Minks in Spanish breeding are infected with avian influenza, and potential cross-contamination

Minks in Spanish breeding are infected with avian influenza, and potential cross-contamination


NOS News

Avian influenza was diagnosed on a mink farm in northwest Spain last October. The researchers said the minks may have infected each other with the virus. This would be the first evidence that the current avian influenza virus can be transmitted from mammals to mammals.

Spanish and Italian researchers studied the prevalence of mink farming. Perhaps the reason for this was the food that the minks received, most often the leftovers of poultry food. It is also possible that minks in semi-open housing may have come into contact with wild seabirds infected with avian influenza.

The death rate among minks rose relatively high in a short period of time, reaching 4.3 percent per week. This means that at the peak breeding outbreak with 52,000 animals, more than 2,200 mink died. Examined dead animals often had severe pneumonia and a bloody snout.
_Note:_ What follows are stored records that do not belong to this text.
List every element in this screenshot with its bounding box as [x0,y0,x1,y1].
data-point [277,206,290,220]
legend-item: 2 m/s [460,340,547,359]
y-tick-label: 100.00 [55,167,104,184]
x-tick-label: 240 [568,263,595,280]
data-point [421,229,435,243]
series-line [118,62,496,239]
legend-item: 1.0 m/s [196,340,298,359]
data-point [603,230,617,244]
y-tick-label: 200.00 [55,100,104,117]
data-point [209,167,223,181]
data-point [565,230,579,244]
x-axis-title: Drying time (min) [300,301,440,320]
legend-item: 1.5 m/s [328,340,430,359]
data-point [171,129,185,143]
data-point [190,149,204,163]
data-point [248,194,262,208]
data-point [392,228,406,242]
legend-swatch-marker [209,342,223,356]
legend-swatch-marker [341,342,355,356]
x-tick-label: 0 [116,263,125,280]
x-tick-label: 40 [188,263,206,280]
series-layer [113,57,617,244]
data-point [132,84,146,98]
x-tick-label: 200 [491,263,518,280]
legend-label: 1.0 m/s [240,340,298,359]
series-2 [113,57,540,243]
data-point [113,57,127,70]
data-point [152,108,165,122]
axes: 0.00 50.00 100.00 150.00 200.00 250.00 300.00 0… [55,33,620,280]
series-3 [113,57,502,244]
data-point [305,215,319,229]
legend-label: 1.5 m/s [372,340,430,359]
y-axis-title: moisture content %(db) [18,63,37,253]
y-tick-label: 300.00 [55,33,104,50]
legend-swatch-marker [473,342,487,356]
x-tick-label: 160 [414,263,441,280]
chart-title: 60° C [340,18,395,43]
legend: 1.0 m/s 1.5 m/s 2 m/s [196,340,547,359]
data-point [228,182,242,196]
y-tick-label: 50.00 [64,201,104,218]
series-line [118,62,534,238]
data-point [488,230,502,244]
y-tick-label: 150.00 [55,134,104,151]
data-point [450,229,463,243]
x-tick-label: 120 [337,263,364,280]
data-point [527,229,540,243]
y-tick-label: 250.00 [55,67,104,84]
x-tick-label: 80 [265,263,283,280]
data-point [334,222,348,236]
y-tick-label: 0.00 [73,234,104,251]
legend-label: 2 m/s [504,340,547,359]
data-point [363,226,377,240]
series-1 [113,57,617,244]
According to the researchers, a high mortality rate is an important indicator of mink infection with each other. “It is unlikely that the contamination in all of those deaths resulted from feed or contact with wild seabirds,” says Thijs Kuiken, a virologist at Erasmus Medical Centre.


The researchers dare not conclude that the minks in Spanish breeding actually infected each other with the avian influenza virus. “They are awaiting further research from the laboratory, which, among other things, studies ferret-to-ferret avian influenza virus infection,” says Kuiken.
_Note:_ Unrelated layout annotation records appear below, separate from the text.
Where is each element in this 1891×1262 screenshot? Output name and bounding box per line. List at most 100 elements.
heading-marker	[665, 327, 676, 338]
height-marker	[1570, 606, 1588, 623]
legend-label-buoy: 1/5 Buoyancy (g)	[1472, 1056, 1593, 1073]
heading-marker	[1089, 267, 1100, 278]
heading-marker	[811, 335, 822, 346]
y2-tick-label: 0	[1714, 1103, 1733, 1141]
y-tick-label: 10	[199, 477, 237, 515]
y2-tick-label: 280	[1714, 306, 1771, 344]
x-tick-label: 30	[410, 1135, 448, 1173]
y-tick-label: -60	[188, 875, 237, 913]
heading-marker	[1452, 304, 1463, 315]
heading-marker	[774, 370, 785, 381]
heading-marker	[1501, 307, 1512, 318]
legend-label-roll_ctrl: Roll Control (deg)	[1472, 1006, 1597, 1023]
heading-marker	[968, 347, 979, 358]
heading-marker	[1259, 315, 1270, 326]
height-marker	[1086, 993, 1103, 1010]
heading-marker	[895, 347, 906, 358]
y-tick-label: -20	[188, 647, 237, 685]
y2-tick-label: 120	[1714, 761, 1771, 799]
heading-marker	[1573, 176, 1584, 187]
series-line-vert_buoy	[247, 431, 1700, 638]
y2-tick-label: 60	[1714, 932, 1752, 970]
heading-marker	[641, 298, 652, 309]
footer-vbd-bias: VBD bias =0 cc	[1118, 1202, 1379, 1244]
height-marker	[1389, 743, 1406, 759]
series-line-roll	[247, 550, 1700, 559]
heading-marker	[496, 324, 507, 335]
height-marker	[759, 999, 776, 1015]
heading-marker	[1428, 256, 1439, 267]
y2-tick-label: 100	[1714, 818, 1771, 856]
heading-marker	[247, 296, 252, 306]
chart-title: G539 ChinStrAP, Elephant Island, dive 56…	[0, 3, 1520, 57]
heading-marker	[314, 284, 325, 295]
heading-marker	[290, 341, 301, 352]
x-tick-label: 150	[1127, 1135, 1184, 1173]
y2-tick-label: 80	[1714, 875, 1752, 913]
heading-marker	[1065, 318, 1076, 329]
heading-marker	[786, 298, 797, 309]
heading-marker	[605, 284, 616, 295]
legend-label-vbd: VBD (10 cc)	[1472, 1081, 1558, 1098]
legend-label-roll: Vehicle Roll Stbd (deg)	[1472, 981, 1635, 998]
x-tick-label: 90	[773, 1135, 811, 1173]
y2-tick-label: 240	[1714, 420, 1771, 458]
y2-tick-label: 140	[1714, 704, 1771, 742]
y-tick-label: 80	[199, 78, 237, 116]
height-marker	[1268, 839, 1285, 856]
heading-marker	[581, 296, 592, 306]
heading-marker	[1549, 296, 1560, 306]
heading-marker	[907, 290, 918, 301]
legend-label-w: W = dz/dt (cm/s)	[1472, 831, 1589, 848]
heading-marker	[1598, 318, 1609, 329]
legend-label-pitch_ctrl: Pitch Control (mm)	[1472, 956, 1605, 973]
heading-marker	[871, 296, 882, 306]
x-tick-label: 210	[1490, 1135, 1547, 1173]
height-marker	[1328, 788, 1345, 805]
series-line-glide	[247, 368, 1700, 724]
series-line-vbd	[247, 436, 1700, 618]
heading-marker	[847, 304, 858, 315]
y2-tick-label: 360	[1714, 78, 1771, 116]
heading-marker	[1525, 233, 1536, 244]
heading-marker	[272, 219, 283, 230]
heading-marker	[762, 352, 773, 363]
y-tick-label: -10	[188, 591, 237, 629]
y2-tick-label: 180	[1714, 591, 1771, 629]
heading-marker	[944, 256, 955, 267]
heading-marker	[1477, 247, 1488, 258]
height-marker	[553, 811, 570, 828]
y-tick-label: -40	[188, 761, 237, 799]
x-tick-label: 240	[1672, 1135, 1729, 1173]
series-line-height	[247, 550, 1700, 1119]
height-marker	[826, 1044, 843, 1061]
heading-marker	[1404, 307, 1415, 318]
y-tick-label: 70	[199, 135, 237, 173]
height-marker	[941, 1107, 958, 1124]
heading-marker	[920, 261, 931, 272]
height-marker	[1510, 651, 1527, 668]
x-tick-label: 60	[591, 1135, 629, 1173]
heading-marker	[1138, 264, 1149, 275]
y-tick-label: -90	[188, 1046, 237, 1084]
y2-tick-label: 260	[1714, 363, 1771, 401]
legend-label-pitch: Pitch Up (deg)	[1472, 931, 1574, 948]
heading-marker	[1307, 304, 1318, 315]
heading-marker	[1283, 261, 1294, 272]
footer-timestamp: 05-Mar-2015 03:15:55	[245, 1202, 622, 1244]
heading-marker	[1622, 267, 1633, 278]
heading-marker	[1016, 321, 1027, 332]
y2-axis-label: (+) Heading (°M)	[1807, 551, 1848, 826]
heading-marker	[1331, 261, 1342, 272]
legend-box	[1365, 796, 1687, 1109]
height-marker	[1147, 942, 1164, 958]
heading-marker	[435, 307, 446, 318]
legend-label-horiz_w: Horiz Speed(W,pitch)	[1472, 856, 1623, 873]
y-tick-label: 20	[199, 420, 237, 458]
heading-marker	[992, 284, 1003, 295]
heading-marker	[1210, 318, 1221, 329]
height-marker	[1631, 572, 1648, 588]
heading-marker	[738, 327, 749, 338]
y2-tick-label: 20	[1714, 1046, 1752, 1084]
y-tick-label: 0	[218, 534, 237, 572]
Ferrets are also haberdashery, and in terms of infection they are very similar to humans. How efficiently the virus is transmitted from ferret to ferret is a good measure of the efficiency with which the virus can be transmitted from human to human. The World Health Organization (WHO) describes that the chance of spreading from person to person is small.

However, there is a known case of a 9-year-old girl in Ecuador that were infected infected with avian influenza, possibly by poultry in her backyard.

Corona outbreak

Minks, like all mustelids, are susceptible to influenza viruses. Mink is kept for its fur, which is widely used in the fur industry.

Due to the outbreak of the Corona virus in the remaining mink farms in the Netherlands, these companies were closed more quickly in 2020. The ban on fur farming will not actually take effect until 2024.